In 2005, the network was acquired by a company led by AOL Co-Founder, Steve Case. The channel was soon renamed and rebranded as Lime TV. The details of Case's acquisition have never been publicly disclosed, but the purchase by Case's company included WISDOM's carriage and distribution contracts with DISH, Comcast, Insight Communications, and Sirius Radio, as well as WISDOM's programming library.

==As Lime TV/Radio==

Present day Lime TV combined community and editorial content with streamed video and social networking tools. Lime.com included features such as The Meditation Room, eco-celebrity gossip in The Green Room, a news feed and articles, tips, and polls. Lime.com was also the home of a feature called Live the Change that offers simple tips that make big changes for living better. Updated weekly, Lime's podcasts offered nine channels of content covering tips and information from Lime Radio and Lime Television hosts, specifically customized for podcast content. Podcast topics include eco-friendly gardening, fighting stress, parenting skills, and relationship advice.

Lime Radio was a 24/7 channel on Sirius Satellite Radio channel 114. It offered 12 daily hours of live call-in shows. Hosts include Andrew Weil, herbal pharmacist Dave Foreman, supermarket guru Phil Lempert, Jesse Dylan, Neale Donald Walsch, Josh Dorfman ("The Lazy Environmentalist"), Mel Robbins and Karen Salmansohn. The channel has been discontinued on February 13, 2008.

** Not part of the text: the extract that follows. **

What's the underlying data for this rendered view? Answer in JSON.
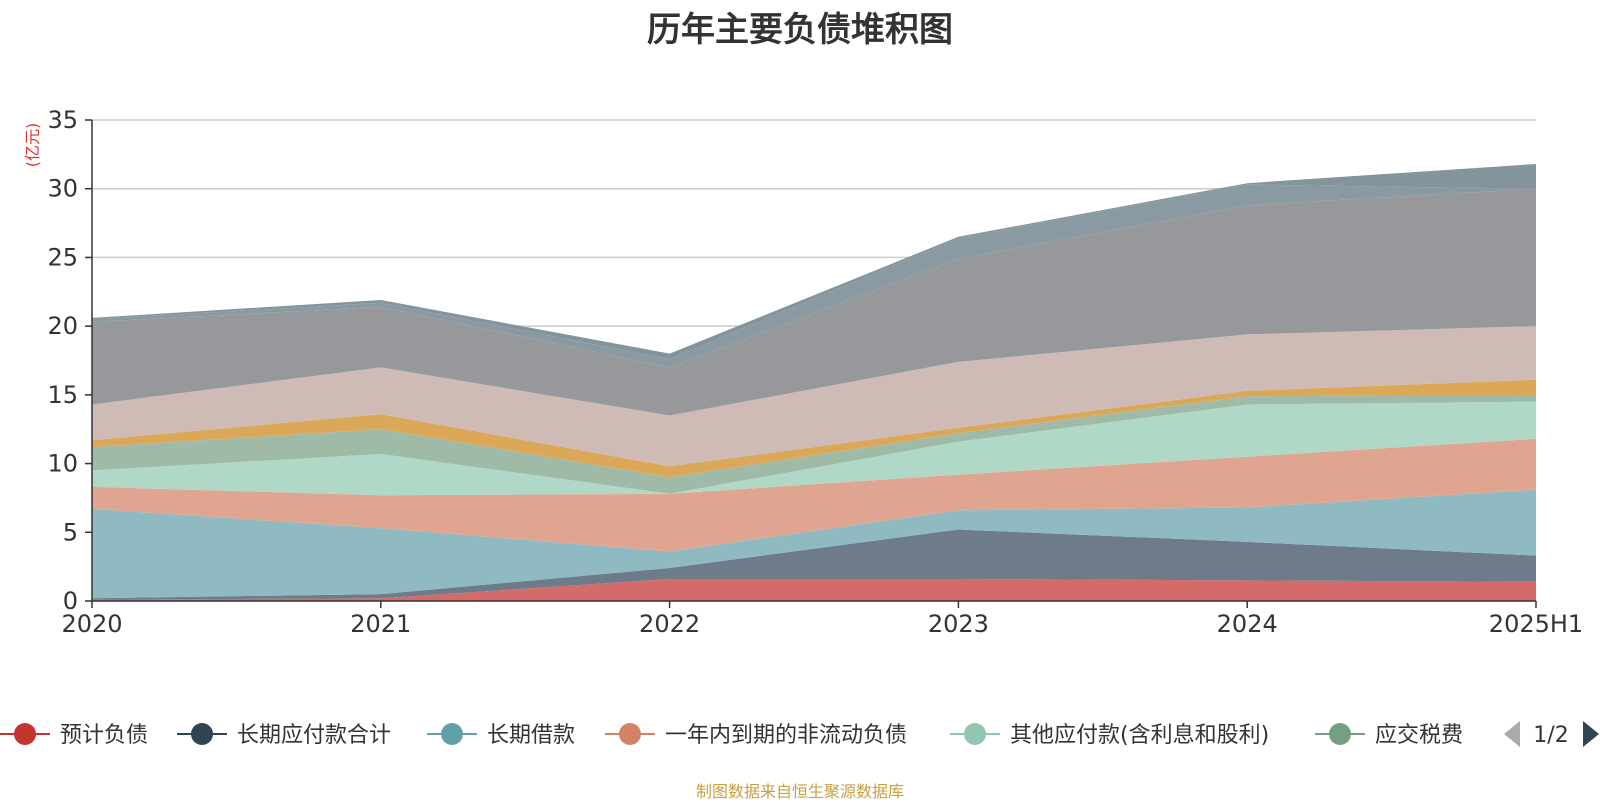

Lime Wireless provided mobile phone information on wellness, sustainability and personal growth. It was available on Sprint and Verizon Wireless via their mobile portal pages.

==End of Service==
On January 29, 2007, Lime announced they would discontinue the television channel in favor of online content distribution. Both Comcast Cable and Dish Network notified their subscribers that the last day of Lime TV service would be February 25, 2007.

In August 2007, LIME was purchased by GAIAM, a health and wellness company that operates GAIAM.com.